Image generation: high fidelity editing

We’ve improved image generation in the API. Editing with faces, logos, and fine-grained details is now much higher fidelity with features preserved. Edit specific objects, create marketing assets with your logo, or adjust facial expressions, poses, and outfits on people. A guide on getting started: Generate images with high input fidelity.

14 Likes

Fantastic!

Would we expect this to improve “mask editing” performance? (e.g., more like a ‘hard mask’ than ‘soft’?)

1 Like

No changes to masking today (although we’re working on overall improvements)!

3 Likes

I have no doubt you are :slight_smile: Sounds good, thanks for the response and keep up the great work over there.

This is only regarding the edits endpoint, and concerns the vision input.

It costs more for the “vision” part of the image input used for replication, as now described:

For GPT Image 1, we calculate the cost of an image input the same way as described above, except that we scale down the image so that the shortest side is 512px instead of 768px. The price depends on the dimensions of the image and the input fidelity.

Conventional input image charges, then:

image

When input fidelity is set to low, the base cost is 65 image tokens, and each tile costs 129 image tokens. When using high input fidelity, we add a set number of tokens based on the image’s aspect ratio in addition to the image tokens described above.

  • If your image is square, we add 4096 extra input image tokens.
  • If it is closer to portrait or landscape, we add 6144 extra tokens.

More precisely, the additional cost per image is then:

  • exactly square: $0.041
  • non-square: $0.062

(“closer to portrait” is very fishy language when it comes to billing expectations)

Thus doubling the cost of a single image input, medium quality generation at 1024x1024 in/out. Or tripling cost with two input images.

1 Like

Incredible.

If someone asked me if this was going to be possible 2 years ago, I would say “absolutely not”.

Props to the OpenAI team.

@edwinarbus Well done - already using it…

There does appear to be a relationship between input_fidelity and mask editing, as follows:

If you set input_fidelity to ‘high’ and use a mask, the mask seems to allow the model to deviate more from the original input image within the area of the mask.

See the examples in the uploaded collage (which you may want to view and enlarge in a separate tab).

The images on the right were generated with high input_fidelity. Without a mask, the model apparently tries to change the wife into a Southeast Asian woman whose face resembles that of the original wife. With an editing mask, the model seems to be freer to generate various examples of Southeast Asian women’s faces.

I’ve seen a similar pattern in analogous cases, including one with image quality set to ‘high’.

It’s unclear how general this pattern is, and the behavior of the model is likely to evolve during the next few weeks and months. But some developers may already find it worthwhile to take this possible pattern into account.

2 Likes

With DALL-E 2, there are these mask options, where a transparency mask is the ONLY place an image can be edited.

  • RGBA 32 bit PNG, where the alpha channel has pixels of pure opaque or pure transparent (0 or 255)
  • A separate mask file that is RGBA, but only the alpha channel is considered, as if it was included in the input image as 32 bit.

Without a mask, it should have been impossible to alter the image, but that is not the way it works.

gpt-image-1 completely disobeys mask hinting and cannot provide anything unedited and not a re-creation.
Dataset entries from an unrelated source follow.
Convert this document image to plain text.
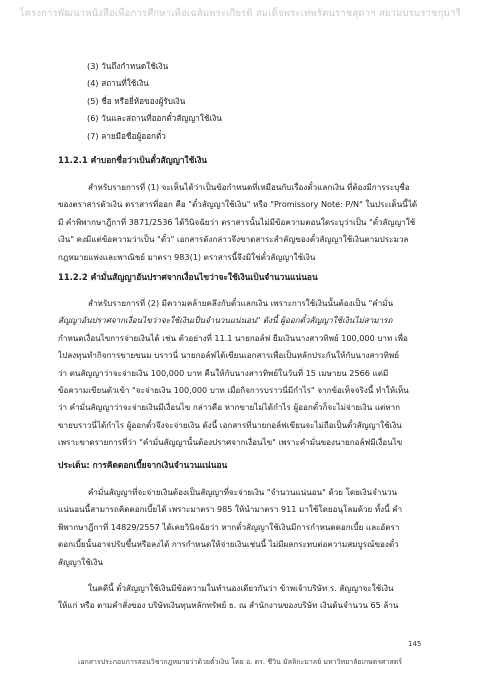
โครงการพัฒนาหนังสือเพื่อการศึกษาเพื่อเฉลิมพระเกียรติ สมเด็จพระเทพรัตนราชสุดาฯ สยามบรมราชกุมารี
(3) วันถึงกำหนดใช้เงิน
(4) สถานที่ใช้เงิน
(5) ชื่อ หรือยี่ห้อของผู้รับเงิน
(6) วันและสถานที่ออกตั๋วสัญญาใช้เงิน
(7) ลายมือชื่อผู้ออกตั๋ว
11.2.1 คำบอกชื่อว่าเป็นตั๋วสัญญาใช้เงิน
สำหรับรายการที่ (1) จะเห็นได้ว่าเป็นข้อกำหนดที่เหมือนกับเรื่องตั๋วแลกเงิน ที่ต้องมีการระบุชื่อ
ของตราสารตัวเงิน ตราสารที่ออก คือ "ตั๋วสัญญาใช้เงิน" หรือ "Promissory Note: P/N" ในประเด็นนี้ได้
มี คำพิพากษาฎีกาที่ 3871/2536 ได้วินิจฉัยว่า ตราสารนั้นไม่มีข้อความตอนใดระบุว่าเป็น "ตั๋วสัญญาใช้
เงิน" คงมีแต่ข้อความว่าเป็น "ตั๋ว" เอกสารดังกล่าวจึงขาดสาระสำคัญของตั๋วสัญญาใช้เงินตามประมวล
กฎหมายแพ่งและพาณิชย์ มาตรา 983(1) ตราสารนี้จึงมิใช่ตั๋วสัญญาใช้เงิน
11.2.2 คำมั่นสัญญาอันปราศจากเงื่อนไขว่าจะใช้เงินเป็นจำนวนแน่นอน
สำหรับรายการที่ (2) มีความคล้ายคลึงกับตั๋วแลกเงิน เพราะการใช้เงินนั้นต้องเป็น "คำมั่น
สัญญาอันปราศจากเงื่อนไขว่าจะใช้เงินเป็นจำนวนแน่นอน" ดังนี้ ผู้ออกตั๋วสัญญาใช้เงินไม่สามารถ
กำหนดเงื่อนไขการจ่ายเงินได้ เช่น ตัวอย่างที่ 11.1 นายกอล์ฟ ยืมเงินนางสาวทิพย์ 100,000 บาท เพื่อ
ไปลงทุนทำกิจการขายขนม บราวนี่ นายกอล์ฟได้เขียนเอกสารเพื่อเป็นหลักประกันให้กับนางสาวทิพย์
ว่า ตนสัญญาว่าจะจ่ายเงิน 100,000 บาท คืนให้กับนางสาวทิพย์ในวันที่ 15 เมษายน 2566 แต่มี
ข้อความเขียนตัวเข้า "จะจ่ายเงิน 100,000 บาท เมื่อกิจการบราวนี่มีกำไร" จากข้อเท็จจริงนี้ ทำให้เห็น
ว่า คำมั่นสัญญาว่าจะจ่ายเงินมีเงื่อนไข กล่าวคือ หากขายไม่ได้กำไร ผู้ออกตั๋วก็จะไม่จ่ายเงิน แต่หาก
ขายบราวนี่ได้กำไร ผู้ออกตั๋วจึงจะจ่ายเงิน ดังนี้ เอกสารที่นายกอล์ฟเขียนจะไม่ถือเป็นตั๋วสัญญาใช้เงิน
เพราะขาดรายการที่ว่า "คำมั่นสัญญานั้นต้องปราศจากเงื่อนไข" เพราะคำมั่นของนายกอล์ฟมีเงื่อนไข
ประเด็น: การคิดดอกเบี้ยจากเงินจำนวนแน่นอน
คำมั่นสัญญาที่จะจ่ายเงินต้องเป็นสัญญาที่จะจ่ายเงิน "จำนวนแน่นอน" ด้วย โดยเงินจำนวน
แน่นอนนี้สามารถคิดดอกเบี้ยได้ เพราะมาตรา 985 ให้นำมาตรา 911 มาใช้โดยอนุโลมด้วย ทั้งนี้ คำ
พิพากษาฎีกาที่ 14829/2557 ได้เคยวินิจฉัยว่า หากตั๋วสัญญาใช้เงินมีการกำหนดดอกเบี้ย และอัตรา
ดอกเบี้ยนั้นอาจปรับขึ้นหรือลงได้ การกำหนดให้จ่ายเงินเช่นนี้ ไม่มีผลกระทบต่อความสมบูรณ์ของตั๋ว
สัญญาใช้เงิน
ในคดีนี้ ตั๋วสัญญาใช้เงินมีข้อความในทำนองเดียวกันว่า ข้าพเจ้าบริษัท ร. สัญญาจะใช้เงิน
ให้แก่ หรือ ตามคำสั่งของ บริษัทเงินทุนหลักทรัพย์ ธ. ณ สำนักงานของบริษัท เงินต้นจำนวน 65 ล้าน
145
เอกสารประกอบการสอนวิชากฎหมายว่าด้วยตั๋วเงิน โดย อ. ดร. ชีวิน มัลลิกะมาลย์ มหาวิทยาลัยเกษตรศาสตร์
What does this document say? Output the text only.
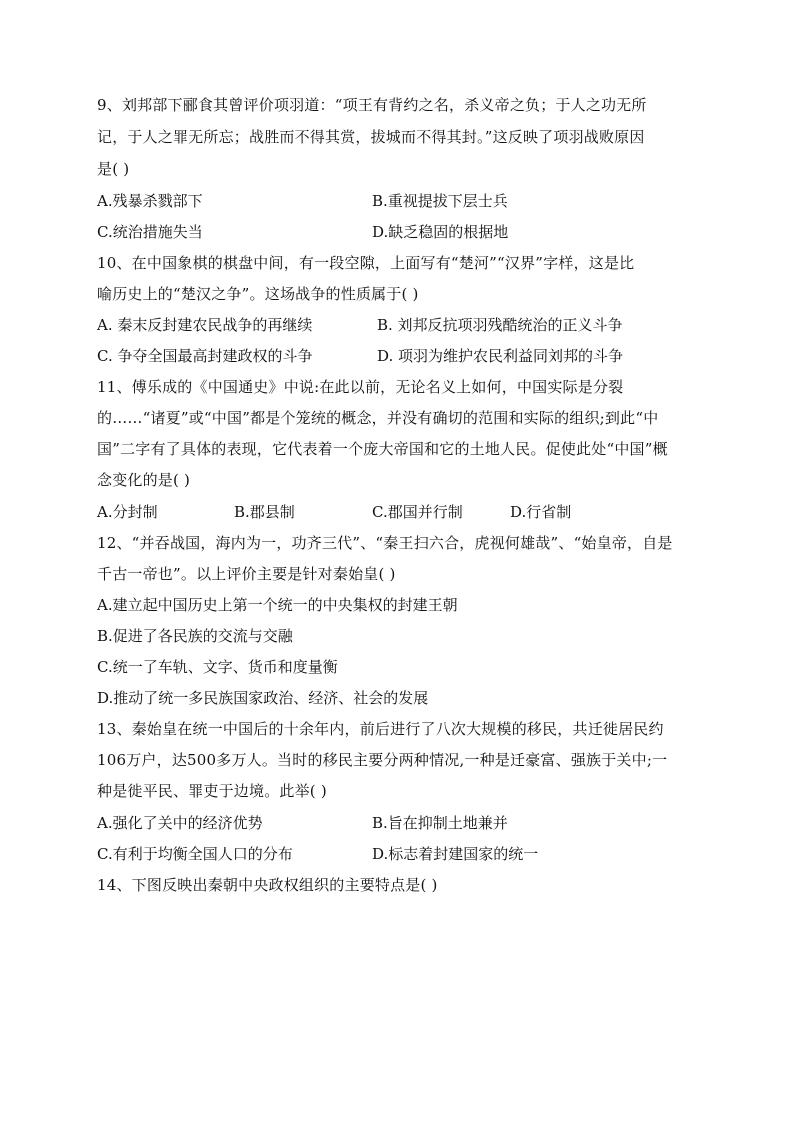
9、刘邦部下郦食其曾评价项羽道：“项王有背约之名，杀义帝之负；于人之功无所
记，于人之罪无所忘；战胜而不得其赏，拔城而不得其封。”这反映了项羽战败原因
是( )
A.残暴杀戮部下	B.重视提拔下层士兵
C.统治措施失当	D.缺乏稳固的根据地
10、在中国象棋的棋盘中间，有一段空隙，上面写有“楚河”“汉界”字样，这是比
喻历史上的“楚汉之争”。这场战争的性质属于( )
A. 秦末反封建农民战争的再继续	B. 刘邦反抗项羽残酷统治的正义斗争
C. 争夺全国最高封建政权的斗争	D. 项羽为维护农民利益同刘邦的斗争
11、傅乐成的《中国通史》中说:在此以前，无论名义上如何，中国实际是分裂
的……“诸夏”或“中国”都是个笼统的概念，并没有确切的范围和实际的组织;到此“中
国”二字有了具体的表现，它代表着一个庞大帝国和它的土地人民。促使此处“中国”概
念变化的是( )
A.分封制	B.郡县制	C.郡国并行制	D.行省制
12、“并吞战国，海内为一，功齐三代”、“秦王扫六合，虎视何雄哉”、“始皇帝，自是
千古一帝也”。以上评价主要是针对秦始皇( )
A.建立起中国历史上第一个统一的中央集权的封建王朝
B.促进了各民族的交流与交融
C.统一了车轨、文字、货币和度量衡
D.推动了统一多民族国家政治、经济、社会的发展
13、秦始皇在统一中国后的十余年内，前后进行了八次大规模的移民，共迁徙居民约
106万户，达500多万人。当时的移民主要分两种情况,一种是迁豪富、强族于关中;一
种是徙平民、罪吏于边境。此举( )
A.强化了关中的经济优势	B.旨在抑制土地兼并
C.有利于均衡全国人口的分布	D.标志着封建国家的统一
14、下图反映出秦朝中央政权组织的主要特点是( )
It also disobeys that an image should only be changed where there is a mask. OpenAI has not been forthcoming about the internal prompting and presentation of inputs and mask to the model (especially the context input of the Responses tool) so that one can target the actual way the image model is used.

The gpt-image-1 model should have been put on a new edit endpoint without any of the previous nomenclature or parameters.

You should try this with a mask that does not affect the RGB. It seems you also have deleted the original face, and replaced it with white. If so, the AI has no choice but to come up with a new face. Perhaps you’d get the equivalent by merely painting over the face with white and not using mask at all…


What I want to know: since you get only billed 4k or 6k tokens additional regardless of the input size, with that token count indicating “patches” of 1024x1024 or 1024x1536 → what is the actual resizing being done, is there also upscaling to fit, and how is it padded out so that “closer to square” works on an image that is still rectangular? What is the optimum and maximum useful image that can be sent? (without “high fidelity”, it is pointless to send a lossless wide image taller than 512px, for example).

For clarity, I reaffirm that the editing mask mentioned in my previous post is transparent in the places that look white in the collage; and that it was submitted alongside the input image as the value of the “mask” parameter (the original image being the value of the “image” parameter).

But it’s true that you can get a similar result by painting over the parts that you don’t want changed instead of providing a mask for them. In the collage below, the editing mask from the previous examples was submitted as the value of the “image” parameter, without any editing mask; and the same prompt was used as before. The results look similar to those achieved with the image + editing mask combination in the sense that, in both cases, the model appears not to have tried to imitate the facial features of the original wife (which would have been impossible in this latest case, since the original image was not supplied via the API).